The Regulatory Block
While P2P players are trying hard to solve at least some part of India’s SME credit issue, but it won’t be an easy task. At present, when it comes to financing, SMEs generally do not evaluate P2P as a source of funding due to lack of awareness. With education drives, the players are hoping to rope in more SMEs on their platform. More so, the present NBFC-P2P regulation is giving them nightmares. From a regulatory point of view, the Reserve Bank of India also needs to relax its P2P guidelines.
Presently, a company seeking registration as an NBFC-P2P needs to show Net Owned Funds (NOF) of not less than Rs 20 crore and it cannot raise the deposit under Section 45I(bb) of the Act or the Companies Act, 2013.
Additionally, the P2P players also cannot make their own books. This guideline caps aggregate exposure of a lender across all P2Ps to Rs 10 lakh. The same cap is applied to a borrower. To top it all, the exposure of a single lender to the same borrower cannot exceed Rs 50,000 and the maturity of the loans should not be more than 36 months.
Ambar Kasliwal, director and CRO, PaisaDukan. com says, “The cap on exposure is limiting P2P lending sector’s growth, regulators might be playing safe but for its growth, they need to focus on scrutiny rather than limiting the business.

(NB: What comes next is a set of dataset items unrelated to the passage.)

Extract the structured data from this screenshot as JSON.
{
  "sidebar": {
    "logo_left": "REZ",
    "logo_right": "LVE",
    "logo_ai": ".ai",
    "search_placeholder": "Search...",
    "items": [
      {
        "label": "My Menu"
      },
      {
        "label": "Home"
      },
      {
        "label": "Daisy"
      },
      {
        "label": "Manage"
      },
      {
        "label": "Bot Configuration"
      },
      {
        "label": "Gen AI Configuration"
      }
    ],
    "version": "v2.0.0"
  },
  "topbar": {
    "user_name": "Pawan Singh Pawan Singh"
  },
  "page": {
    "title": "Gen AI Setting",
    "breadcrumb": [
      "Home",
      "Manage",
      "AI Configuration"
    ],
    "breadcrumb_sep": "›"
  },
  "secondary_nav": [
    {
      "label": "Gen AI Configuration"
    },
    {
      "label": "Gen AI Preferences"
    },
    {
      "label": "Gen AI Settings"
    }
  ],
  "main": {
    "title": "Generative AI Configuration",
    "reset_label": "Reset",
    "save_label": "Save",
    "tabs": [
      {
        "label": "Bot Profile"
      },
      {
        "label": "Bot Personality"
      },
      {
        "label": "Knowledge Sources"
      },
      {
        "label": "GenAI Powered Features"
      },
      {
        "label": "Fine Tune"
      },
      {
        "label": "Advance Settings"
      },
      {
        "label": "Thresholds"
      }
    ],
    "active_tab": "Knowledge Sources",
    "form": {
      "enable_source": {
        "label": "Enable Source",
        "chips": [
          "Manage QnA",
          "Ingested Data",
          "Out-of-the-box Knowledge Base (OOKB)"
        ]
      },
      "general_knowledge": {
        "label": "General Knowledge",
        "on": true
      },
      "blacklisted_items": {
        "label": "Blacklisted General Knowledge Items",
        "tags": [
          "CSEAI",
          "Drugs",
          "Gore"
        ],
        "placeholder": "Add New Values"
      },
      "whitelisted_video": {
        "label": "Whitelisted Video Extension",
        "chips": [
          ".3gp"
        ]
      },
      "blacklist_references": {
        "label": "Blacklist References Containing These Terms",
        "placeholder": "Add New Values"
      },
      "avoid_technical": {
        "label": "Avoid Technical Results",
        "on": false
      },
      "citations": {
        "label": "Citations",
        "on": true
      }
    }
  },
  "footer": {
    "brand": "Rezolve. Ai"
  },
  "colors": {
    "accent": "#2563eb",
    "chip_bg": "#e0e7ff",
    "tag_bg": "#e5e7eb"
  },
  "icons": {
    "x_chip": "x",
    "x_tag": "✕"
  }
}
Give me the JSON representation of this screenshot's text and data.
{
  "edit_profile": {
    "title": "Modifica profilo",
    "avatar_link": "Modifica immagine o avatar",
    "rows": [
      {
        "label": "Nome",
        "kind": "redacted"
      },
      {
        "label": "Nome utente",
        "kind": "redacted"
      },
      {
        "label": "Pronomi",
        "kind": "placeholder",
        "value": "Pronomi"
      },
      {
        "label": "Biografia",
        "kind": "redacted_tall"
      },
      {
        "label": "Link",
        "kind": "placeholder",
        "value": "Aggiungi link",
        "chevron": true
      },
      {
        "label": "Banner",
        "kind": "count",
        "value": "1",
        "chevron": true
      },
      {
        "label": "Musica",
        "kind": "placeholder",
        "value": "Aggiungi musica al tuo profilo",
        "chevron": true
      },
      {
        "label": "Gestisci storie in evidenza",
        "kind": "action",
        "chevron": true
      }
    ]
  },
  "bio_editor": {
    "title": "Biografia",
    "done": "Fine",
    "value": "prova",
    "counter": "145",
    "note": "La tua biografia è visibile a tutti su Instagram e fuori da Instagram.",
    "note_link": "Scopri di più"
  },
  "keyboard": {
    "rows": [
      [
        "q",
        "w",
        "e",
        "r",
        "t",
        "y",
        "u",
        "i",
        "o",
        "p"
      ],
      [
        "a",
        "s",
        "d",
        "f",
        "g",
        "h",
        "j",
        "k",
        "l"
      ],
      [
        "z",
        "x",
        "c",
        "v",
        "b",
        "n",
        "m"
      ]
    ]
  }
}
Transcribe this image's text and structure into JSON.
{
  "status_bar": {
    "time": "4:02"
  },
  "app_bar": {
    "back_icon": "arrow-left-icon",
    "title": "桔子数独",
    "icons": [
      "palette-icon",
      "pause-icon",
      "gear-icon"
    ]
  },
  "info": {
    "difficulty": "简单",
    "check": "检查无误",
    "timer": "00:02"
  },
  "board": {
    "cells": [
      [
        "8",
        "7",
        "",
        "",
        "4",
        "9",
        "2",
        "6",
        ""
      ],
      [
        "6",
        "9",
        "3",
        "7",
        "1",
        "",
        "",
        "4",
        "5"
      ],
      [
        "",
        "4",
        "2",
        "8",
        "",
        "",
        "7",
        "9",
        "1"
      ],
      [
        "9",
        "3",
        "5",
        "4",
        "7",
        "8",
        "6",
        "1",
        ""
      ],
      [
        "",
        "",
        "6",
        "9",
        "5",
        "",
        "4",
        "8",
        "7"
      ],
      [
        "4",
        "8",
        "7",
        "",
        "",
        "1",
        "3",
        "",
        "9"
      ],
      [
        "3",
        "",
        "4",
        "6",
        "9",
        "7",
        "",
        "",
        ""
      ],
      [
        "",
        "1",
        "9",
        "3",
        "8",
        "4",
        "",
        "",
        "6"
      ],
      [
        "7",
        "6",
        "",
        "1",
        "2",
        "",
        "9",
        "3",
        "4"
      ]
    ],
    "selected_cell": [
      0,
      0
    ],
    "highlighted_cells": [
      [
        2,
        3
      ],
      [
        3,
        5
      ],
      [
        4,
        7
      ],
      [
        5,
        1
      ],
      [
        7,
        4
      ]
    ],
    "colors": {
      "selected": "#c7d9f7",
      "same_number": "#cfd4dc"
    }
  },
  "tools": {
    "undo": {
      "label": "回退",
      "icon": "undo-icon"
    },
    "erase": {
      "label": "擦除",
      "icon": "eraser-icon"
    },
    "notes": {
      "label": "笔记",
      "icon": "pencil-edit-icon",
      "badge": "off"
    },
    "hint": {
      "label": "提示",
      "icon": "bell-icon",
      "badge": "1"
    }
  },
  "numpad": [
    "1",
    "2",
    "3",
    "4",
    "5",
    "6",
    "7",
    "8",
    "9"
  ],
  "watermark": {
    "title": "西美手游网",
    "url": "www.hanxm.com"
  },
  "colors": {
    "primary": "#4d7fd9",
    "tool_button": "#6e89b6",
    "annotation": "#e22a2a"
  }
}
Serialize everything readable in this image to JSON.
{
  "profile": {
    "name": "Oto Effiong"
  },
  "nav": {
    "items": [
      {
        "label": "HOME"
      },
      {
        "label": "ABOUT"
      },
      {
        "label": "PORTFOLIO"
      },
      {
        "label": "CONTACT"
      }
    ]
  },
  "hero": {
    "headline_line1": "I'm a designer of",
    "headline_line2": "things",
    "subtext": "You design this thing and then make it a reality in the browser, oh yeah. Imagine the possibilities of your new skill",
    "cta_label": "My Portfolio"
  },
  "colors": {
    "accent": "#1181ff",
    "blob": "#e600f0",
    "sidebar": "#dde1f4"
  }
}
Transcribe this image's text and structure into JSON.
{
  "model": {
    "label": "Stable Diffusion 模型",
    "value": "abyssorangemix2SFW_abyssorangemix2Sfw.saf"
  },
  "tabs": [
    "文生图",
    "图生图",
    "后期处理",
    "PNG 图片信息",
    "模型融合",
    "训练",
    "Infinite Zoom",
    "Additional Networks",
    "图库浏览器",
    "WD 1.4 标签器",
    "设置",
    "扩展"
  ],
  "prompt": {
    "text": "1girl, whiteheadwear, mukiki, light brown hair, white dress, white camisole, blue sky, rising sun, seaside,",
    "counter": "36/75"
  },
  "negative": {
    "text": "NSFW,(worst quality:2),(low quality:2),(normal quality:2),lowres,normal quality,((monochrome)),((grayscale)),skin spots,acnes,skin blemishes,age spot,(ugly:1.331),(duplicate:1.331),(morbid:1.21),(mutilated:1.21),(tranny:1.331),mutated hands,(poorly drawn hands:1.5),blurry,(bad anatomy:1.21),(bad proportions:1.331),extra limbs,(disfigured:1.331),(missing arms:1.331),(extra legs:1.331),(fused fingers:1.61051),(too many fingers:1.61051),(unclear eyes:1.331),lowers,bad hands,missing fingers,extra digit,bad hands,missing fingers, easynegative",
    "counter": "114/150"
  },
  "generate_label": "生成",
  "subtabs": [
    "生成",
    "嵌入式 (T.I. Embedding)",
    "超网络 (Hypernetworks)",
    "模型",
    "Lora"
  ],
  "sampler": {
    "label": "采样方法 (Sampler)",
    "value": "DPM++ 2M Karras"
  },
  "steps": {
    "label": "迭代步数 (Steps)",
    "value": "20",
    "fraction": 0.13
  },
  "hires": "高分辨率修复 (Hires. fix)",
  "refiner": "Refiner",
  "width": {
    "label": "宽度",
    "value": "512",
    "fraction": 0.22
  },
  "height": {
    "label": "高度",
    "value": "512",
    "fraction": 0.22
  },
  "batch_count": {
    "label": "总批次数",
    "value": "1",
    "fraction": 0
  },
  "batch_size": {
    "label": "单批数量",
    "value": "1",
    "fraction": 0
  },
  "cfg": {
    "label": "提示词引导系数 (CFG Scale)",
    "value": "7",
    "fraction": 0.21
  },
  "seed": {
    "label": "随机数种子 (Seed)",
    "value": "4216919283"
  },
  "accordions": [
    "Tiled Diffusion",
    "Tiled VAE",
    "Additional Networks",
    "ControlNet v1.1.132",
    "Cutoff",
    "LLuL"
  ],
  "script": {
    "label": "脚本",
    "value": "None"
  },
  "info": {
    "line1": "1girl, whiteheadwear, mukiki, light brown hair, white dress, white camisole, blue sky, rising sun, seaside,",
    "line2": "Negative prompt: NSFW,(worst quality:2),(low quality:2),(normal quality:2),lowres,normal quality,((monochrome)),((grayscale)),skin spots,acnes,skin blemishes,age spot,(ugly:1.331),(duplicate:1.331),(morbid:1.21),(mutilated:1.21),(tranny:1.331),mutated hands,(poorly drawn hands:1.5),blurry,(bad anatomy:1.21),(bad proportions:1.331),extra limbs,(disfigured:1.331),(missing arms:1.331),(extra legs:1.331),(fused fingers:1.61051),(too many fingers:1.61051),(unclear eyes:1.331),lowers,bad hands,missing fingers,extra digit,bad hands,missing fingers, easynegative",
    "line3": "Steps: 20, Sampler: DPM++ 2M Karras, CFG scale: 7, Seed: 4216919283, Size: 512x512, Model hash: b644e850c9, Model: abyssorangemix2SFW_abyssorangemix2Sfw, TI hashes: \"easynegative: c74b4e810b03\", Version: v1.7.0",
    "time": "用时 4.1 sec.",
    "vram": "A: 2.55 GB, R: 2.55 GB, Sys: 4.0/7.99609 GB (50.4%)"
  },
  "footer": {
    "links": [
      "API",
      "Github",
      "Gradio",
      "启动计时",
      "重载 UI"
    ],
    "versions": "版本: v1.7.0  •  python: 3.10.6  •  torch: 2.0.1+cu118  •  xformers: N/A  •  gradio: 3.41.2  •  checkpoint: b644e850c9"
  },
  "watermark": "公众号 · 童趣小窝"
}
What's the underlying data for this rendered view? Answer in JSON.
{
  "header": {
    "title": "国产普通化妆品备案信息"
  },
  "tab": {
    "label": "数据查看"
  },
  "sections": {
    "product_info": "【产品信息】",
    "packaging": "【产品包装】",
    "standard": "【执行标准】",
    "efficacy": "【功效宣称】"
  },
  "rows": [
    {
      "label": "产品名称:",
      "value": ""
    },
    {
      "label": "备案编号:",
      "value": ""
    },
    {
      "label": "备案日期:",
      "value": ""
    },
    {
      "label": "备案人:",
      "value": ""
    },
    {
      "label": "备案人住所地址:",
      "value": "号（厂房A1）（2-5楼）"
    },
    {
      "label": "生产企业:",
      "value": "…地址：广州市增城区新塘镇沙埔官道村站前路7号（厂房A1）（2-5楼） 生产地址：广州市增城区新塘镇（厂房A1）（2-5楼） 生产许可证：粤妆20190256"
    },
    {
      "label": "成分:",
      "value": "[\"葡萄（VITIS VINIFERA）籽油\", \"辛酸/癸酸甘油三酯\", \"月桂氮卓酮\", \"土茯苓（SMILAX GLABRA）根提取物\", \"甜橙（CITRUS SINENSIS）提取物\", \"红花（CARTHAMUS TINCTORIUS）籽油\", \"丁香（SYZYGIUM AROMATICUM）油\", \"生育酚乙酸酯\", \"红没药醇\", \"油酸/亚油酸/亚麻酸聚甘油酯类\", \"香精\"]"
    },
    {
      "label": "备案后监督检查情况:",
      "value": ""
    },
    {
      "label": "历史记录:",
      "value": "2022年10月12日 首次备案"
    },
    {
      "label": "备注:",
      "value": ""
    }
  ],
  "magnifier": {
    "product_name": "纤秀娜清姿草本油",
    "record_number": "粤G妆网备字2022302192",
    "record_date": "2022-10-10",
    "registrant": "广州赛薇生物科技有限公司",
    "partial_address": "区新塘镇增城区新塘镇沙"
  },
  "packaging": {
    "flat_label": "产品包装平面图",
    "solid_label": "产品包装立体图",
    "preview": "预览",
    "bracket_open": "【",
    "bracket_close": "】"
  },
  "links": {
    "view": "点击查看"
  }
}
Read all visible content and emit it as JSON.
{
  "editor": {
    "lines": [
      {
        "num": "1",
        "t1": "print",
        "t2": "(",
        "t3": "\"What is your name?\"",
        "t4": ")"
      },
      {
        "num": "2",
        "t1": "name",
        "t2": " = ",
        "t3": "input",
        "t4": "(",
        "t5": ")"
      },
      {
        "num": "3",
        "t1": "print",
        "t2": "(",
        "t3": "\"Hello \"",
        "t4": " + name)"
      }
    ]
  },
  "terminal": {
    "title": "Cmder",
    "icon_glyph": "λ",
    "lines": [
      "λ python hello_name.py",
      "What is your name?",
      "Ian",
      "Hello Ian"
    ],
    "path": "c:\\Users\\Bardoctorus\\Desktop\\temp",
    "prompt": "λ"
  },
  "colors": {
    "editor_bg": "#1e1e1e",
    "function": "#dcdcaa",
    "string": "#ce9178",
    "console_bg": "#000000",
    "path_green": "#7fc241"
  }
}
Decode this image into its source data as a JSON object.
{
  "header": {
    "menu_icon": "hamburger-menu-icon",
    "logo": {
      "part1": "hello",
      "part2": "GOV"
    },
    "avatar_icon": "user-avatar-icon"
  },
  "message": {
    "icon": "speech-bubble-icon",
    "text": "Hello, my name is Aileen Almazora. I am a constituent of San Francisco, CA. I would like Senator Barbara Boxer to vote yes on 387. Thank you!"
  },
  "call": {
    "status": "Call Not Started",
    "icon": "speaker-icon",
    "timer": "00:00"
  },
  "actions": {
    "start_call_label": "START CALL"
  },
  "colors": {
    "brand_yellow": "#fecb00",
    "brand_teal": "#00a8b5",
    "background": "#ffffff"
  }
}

Such a small cap of lending P2P platforms cannot create volume and cannot serve MSMEs, which historically have remained underserved.”
Connecting the Dots
SMEs often fail to share relevant data to access their credit report and digital players, including P2Ps are required to connect dots while servicing the sector.
This combined with low data confidentiality, Patel says, creates the biggest assessment problem for lenders.
“A lot of time, SME credit assessment is also linked with an assessment of the individual who is running the show. To address these, P2Ps have developed their own AI-analytics based model, which evaluates several data points that are not readily available in physical documents and assess the company along with the person who is the vital force behind it. This methodology helps us do a better assessment of SMEs, which is not possible otherwise,” he adds.
So, players like LenDenClub use the bank statements to understand a company’s cash flow, while other players like RupeeCircle and CashKumar use alternate data and personal financial data of the entrepreneurs or self-employed individuals to access their ability and stability to repay the loan. “We have our proprietary algorithms and policy to assess the credibility of borrowers on the platform. The system analyzes loan applications based on credit reports and financial statements. We use a lot of alternate data as well to gauge the ability and intention of potential borrowers. SMEs can be a tricky group when it comes to credibility checking. It is thus, other parameters like tax records, customer feedback could be of help apart from the
normal credit and financial checks,” Dhiren Makhija, CEO, Cashkumar Dhiren Makhija, CEO, Cashkumar points out.
With the new financial year, it remains to be seen whether this trend would pick up the pace or not and whether SMEs and P2Ps will continue to support each other in the coming years.